Given the studies showing that patents harm software progress, this seems to clearly leave software patents as unconstitutional because they fail to meet the requirement of promoting progress.

On one hand, the 2003 Supreme Court deferred to Congress in the Eldred v. Ashcroft, allowing Congress to interpret this aspect of the constitution, at least for copyright (which is also established by the "To promote the Progress..." sentence).

On the other hand, in the 1966 Graham v. John Deere case, the Supreme Court ruled:

The Congress in the exercise of the patent power may not overreach the restraints imposed by the stated constitutional purpose. Nor may it enlarge the patent monopoly without regard to the innovation, advancement or social benefit gained thereby. [...] This is the standard expressed in the Constitution and it may not be ignored.

The US Code

USC 101 (patentable subject matter)

(Most of the important case law in the USA involves discussing this section)

About "Statutory categories", i.e. patentable subject matter, the legislation says:[1]

Whoever invents or discovers any new and useful process, machine, manufacture, or composition of matter, or any new and useful improvement thereof, may obtain a patent therefor, subject to the conditions and requirements of this title [35 USCS Sects. 1 et seq.].

The word "process" was added in 1952 and is defined (100(b)) as "process, art, or method, and includes a new use of a known process". Most software patents and business methods are claimed as a "process" (example: the Bilski patent) but some are claimed as a "machine" (example: State Street).

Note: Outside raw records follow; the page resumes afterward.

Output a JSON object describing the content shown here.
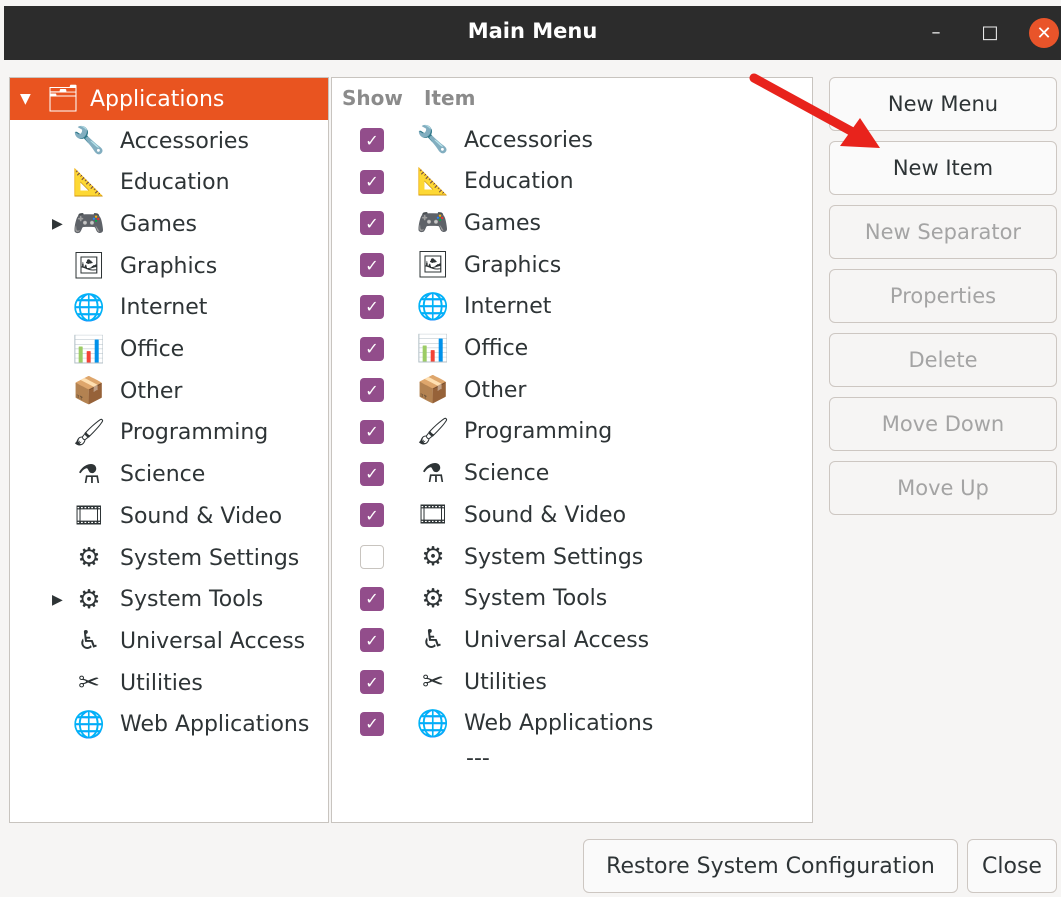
{
  "window": {
    "title": "Main Menu",
    "minimize_symbol": "–",
    "maximize_symbol": "□",
    "close_symbol": "✕"
  },
  "tree": {
    "root_label": "Applications",
    "items": [
      {
        "label": "Accessories",
        "icon": "accessories-icon",
        "glyph": "🔧",
        "expandable": false
      },
      {
        "label": "Education",
        "icon": "education-icon",
        "glyph": "📐",
        "expandable": false
      },
      {
        "label": "Games",
        "icon": "games-icon",
        "glyph": "🎮",
        "expandable": true
      },
      {
        "label": "Graphics",
        "icon": "graphics-icon",
        "glyph": "🖼",
        "expandable": false
      },
      {
        "label": "Internet",
        "icon": "internet-icon",
        "glyph": "🌐",
        "expandable": false
      },
      {
        "label": "Office",
        "icon": "office-icon",
        "glyph": "📊",
        "expandable": false
      },
      {
        "label": "Other",
        "icon": "other-icon",
        "glyph": "📦",
        "expandable": false
      },
      {
        "label": "Programming",
        "icon": "programming-icon",
        "glyph": "🖌",
        "expandable": false
      },
      {
        "label": "Science",
        "icon": "science-icon",
        "glyph": "⚗",
        "expandable": false
      },
      {
        "label": "Sound & Video",
        "icon": "sound-video-icon",
        "glyph": "🎞",
        "expandable": false
      },
      {
        "label": "System Settings",
        "icon": "system-settings-icon",
        "glyph": "⚙",
        "expandable": false
      },
      {
        "label": "System Tools",
        "icon": "system-tools-icon",
        "glyph": "⚙",
        "expandable": true
      },
      {
        "label": "Universal Access",
        "icon": "universal-access-icon",
        "glyph": "♿",
        "expandable": false
      },
      {
        "label": "Utilities",
        "icon": "utilities-icon",
        "glyph": "✂",
        "expandable": false
      },
      {
        "label": "Web Applications",
        "icon": "web-applications-icon",
        "glyph": "🌐",
        "expandable": false
      }
    ]
  },
  "list": {
    "col_show": "Show",
    "col_item": "Item",
    "separator_text": "---",
    "items": [
      {
        "label": "Accessories",
        "show": true
      },
      {
        "label": "Education",
        "show": true
      },
      {
        "label": "Games",
        "show": true
      },
      {
        "label": "Graphics",
        "show": true
      },
      {
        "label": "Internet",
        "show": true
      },
      {
        "label": "Office",
        "show": true
      },
      {
        "label": "Other",
        "show": true
      },
      {
        "label": "Programming",
        "show": true
      },
      {
        "label": "Science",
        "show": true
      },
      {
        "label": "Sound & Video",
        "show": true
      },
      {
        "label": "System Settings",
        "show": false
      },
      {
        "label": "System Tools",
        "show": true
      },
      {
        "label": "Universal Access",
        "show": true
      },
      {
        "label": "Utilities",
        "show": true
      },
      {
        "label": "Web Applications",
        "show": true
      }
    ]
  },
  "actions": {
    "new_menu": "New Menu",
    "new_item": "New Item",
    "new_separator": "New Separator",
    "properties": "Properties",
    "delete": "Delete",
    "move_down": "Move Down",
    "move_up": "Move Up"
  },
  "footer": {
    "restore": "Restore System Configuration",
    "close": "Close"
  },
  "colors": {
    "accent": "#e95420",
    "checkbox": "#924d8b",
    "titlebar": "#2c2c2c",
    "arrow": "#e8231c"
  }
}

USC 101 has been used three times by the US Supreme Court, rejecting patents in Gottschalk v. Benson (1972) and Parker v. Flook (1978), and upholding a patent in Diamond v. Diehr (1981). USC 101 is also the subject of Bilski v. Kappos (pending, as of May 2010).

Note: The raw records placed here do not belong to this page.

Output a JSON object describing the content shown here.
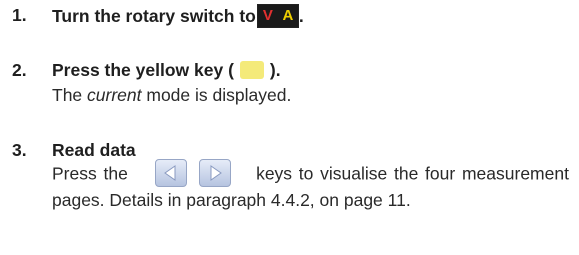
{
  "steps": [
    {
      "number": "1.",
      "heading_before": "Turn the rotary switch to",
      "switch_v": "V",
      "switch_a": "A",
      "heading_after": "."
    },
    {
      "number": "2.",
      "heading_before": "Press the yellow key (",
      "heading_after": ").",
      "text_before": "The ",
      "text_em": "current",
      "text_after": " mode is displayed."
    },
    {
      "number": "3.",
      "heading": "Read data",
      "text_before": "Press the",
      "text_after": "keys to visualise the four measurement pages. Details in paragraph 4.4.2, on page 11."
    }
  ],
  "colors": {
    "yellow_key": "#f4ea7a",
    "switch_v": "#e23030",
    "switch_a": "#f0d000",
    "arrow_key": "#b6c4e0"
  },
  "icons": [
    "rotary-switch-va-icon",
    "yellow-key-icon",
    "left-arrow-key-icon",
    "right-arrow-key-icon"
  ]
}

In a ruling on human genes (nothing to do with software), the court's unanimous decision ruled that human genes cannot be patented because:

Myriad did not create anything. To be sure, it found an important and useful gene, but separating that gene from its surrounding genetic material is not an act of invention. Groundbreaking, innovative, or even brilliant discovery does not by itself satisfy the §101 inquiry.[2]

USC 102 (prior art)

About prior art.

USC 103 (obviousness)

Nonobviousness analysis.

The most recent court case to affect this test is the Supreme Court's 2007 ruling KSR v. Teleflex.

(see patently-o's discussion of nonobvious and anticipated)

USC 112(f)

About "functional claiming".

Discussed in EFF's brief for CLS Bank v. Alice (2012, USA): [1]

USC 122 (secrecy of applications)

Patent application are kept confidential by the USPTO.

USC 122(a) and MPEP 1216.01 were cited[3] by the USPTO to explain why Bilski's patent application text could not be published despite it being the object of an important court case.

USC 271

Section (f) was the subject of Microsoft v. AT&T (2006, USA), in which "According to reports, about half of the damage award is based on foreign sales under US patent law section 271(f)."

For more information:

USC 273 (business methods limitation)

§273(b)(1) allows a "defence" for "prior user rights for business methods". In the Bilski v. Kappos decision, Justice Kennedy pointed at the existence of this defence as an indication that the legislature had wanted business method patents to exist.

USC 284 (damages)

damages

USC 285 (attorney fees)

Attorney fees

USC 287(c) (medical limitation)

Medical activities exempted from remedies - or patentable but the doctor isn't liable.